Some examples I got from ChatGPT:
- Identifying Sensitive Information: Entity recognition is a first step in identifying potentially sensitive information. For example, recognizing a name or an address in a text could indicate the presence of personal data.
- Contextual Understanding: After identifying entities, the next step is to understand the context in which these entities are used. This requires the LLM to analyze the surrounding text to determine the nature of the data. For instance, a name like “Albert Einstein” in a historical context is not private data, but the same name in a medical record might be.
- Data Leakage Prevention: By understanding both the entity and its context, LLMs can be programmed to detect and act upon instances where private data might be unintentionally exposed. This could involve redacting information, flagging it for human review, or refusing to process certain types of queries that are likely to result in privacy violations.

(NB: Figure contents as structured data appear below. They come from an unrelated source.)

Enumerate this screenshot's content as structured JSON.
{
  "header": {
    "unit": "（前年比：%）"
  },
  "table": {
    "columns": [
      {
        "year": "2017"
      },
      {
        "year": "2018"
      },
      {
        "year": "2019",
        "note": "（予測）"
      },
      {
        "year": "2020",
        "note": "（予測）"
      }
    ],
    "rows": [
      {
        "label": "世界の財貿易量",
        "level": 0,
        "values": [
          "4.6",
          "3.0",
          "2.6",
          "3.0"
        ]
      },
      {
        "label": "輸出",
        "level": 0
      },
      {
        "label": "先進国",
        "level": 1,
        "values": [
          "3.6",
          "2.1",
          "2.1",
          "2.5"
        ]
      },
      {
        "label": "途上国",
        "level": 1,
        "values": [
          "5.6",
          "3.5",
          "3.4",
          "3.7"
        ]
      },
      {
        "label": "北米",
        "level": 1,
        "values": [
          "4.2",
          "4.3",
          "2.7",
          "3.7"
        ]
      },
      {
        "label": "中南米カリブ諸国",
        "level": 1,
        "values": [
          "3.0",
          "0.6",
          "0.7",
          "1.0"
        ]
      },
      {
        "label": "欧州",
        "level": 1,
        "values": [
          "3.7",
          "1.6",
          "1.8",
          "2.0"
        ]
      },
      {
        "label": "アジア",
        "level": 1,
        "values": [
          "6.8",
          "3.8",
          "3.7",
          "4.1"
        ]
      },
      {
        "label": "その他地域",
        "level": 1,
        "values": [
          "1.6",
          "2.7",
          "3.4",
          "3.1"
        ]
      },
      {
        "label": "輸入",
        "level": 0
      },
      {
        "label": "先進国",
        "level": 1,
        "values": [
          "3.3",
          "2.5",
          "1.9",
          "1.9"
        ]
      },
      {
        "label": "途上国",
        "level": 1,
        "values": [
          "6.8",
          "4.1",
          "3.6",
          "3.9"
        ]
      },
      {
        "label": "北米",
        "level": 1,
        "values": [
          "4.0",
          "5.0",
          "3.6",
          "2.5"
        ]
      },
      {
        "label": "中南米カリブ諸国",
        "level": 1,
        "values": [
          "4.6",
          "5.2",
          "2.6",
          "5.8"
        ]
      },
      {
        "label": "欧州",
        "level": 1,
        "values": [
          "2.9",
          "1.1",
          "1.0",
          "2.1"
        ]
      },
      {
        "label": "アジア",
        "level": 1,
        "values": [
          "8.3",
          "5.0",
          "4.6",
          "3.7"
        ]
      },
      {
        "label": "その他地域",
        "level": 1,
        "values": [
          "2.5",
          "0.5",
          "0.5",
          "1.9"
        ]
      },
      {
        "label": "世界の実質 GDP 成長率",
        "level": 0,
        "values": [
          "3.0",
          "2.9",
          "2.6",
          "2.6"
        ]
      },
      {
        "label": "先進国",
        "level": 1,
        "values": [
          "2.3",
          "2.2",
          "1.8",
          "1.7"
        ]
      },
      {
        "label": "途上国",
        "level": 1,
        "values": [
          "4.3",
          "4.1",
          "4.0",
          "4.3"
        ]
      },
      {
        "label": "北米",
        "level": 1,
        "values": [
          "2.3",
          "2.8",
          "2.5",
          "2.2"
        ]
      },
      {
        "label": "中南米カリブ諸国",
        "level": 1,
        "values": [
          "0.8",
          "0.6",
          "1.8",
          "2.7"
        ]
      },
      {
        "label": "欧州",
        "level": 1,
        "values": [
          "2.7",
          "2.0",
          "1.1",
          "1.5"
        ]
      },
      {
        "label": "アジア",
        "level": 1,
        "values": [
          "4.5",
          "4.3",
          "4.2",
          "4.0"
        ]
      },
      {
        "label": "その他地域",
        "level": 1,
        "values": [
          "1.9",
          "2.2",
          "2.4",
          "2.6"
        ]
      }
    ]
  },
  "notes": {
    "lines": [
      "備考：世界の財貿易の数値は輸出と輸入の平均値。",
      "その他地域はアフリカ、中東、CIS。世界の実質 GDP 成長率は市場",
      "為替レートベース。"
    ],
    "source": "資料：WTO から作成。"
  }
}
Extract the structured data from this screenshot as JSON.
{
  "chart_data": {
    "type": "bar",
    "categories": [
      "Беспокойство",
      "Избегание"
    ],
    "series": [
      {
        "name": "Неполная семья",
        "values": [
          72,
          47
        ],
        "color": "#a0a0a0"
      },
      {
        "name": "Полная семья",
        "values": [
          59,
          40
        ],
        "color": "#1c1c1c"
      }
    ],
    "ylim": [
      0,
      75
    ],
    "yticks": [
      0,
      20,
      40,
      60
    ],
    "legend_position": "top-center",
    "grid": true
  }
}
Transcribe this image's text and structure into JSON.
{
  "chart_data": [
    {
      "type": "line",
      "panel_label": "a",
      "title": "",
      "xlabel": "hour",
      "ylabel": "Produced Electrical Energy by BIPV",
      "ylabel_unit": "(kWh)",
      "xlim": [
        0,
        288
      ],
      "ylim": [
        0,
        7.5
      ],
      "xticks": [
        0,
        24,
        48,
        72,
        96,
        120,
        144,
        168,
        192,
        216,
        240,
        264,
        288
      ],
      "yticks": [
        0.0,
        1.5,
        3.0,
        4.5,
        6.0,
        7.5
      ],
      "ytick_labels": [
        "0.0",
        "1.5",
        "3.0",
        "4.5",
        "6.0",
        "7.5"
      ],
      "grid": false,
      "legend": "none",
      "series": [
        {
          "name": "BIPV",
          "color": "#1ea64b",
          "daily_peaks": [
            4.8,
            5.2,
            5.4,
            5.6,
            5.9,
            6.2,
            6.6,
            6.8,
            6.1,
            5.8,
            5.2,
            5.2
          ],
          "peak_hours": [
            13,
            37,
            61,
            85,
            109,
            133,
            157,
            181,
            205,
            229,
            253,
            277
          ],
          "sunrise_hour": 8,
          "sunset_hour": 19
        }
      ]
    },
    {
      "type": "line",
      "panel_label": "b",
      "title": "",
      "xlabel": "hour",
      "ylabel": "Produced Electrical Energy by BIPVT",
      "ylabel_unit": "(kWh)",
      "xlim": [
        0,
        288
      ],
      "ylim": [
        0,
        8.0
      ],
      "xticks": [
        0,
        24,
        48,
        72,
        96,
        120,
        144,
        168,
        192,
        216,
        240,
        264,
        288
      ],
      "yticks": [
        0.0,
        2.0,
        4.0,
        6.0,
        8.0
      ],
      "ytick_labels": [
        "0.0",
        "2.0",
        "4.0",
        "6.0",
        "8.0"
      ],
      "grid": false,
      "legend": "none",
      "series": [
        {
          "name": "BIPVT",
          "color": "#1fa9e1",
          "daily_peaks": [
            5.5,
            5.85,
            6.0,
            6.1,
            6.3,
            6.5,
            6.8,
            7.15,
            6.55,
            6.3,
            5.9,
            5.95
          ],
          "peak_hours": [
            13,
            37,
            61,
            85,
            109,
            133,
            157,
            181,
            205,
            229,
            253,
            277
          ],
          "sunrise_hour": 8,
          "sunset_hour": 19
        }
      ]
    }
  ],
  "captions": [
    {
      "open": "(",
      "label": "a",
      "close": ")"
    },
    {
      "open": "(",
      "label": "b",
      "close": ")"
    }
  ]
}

- Differentiating Between General and Sensitive Information: In your example, “Albert Einstein” and “Azure” are general entities. The next step is for the LLM to discern whether these entities are part of a larger, sensitive dataset. For instance, discussing Albert Einstein’s historical contributions is non-sensitive, but if the text includes personal details about a living individual named Albert Einstein, it might be sensitive.
- Continuous Learning and Updating: LLMs need to be continually trained and updated to recognize new types of entities and understand evolving contexts, especially as language and the way we use it changes over time.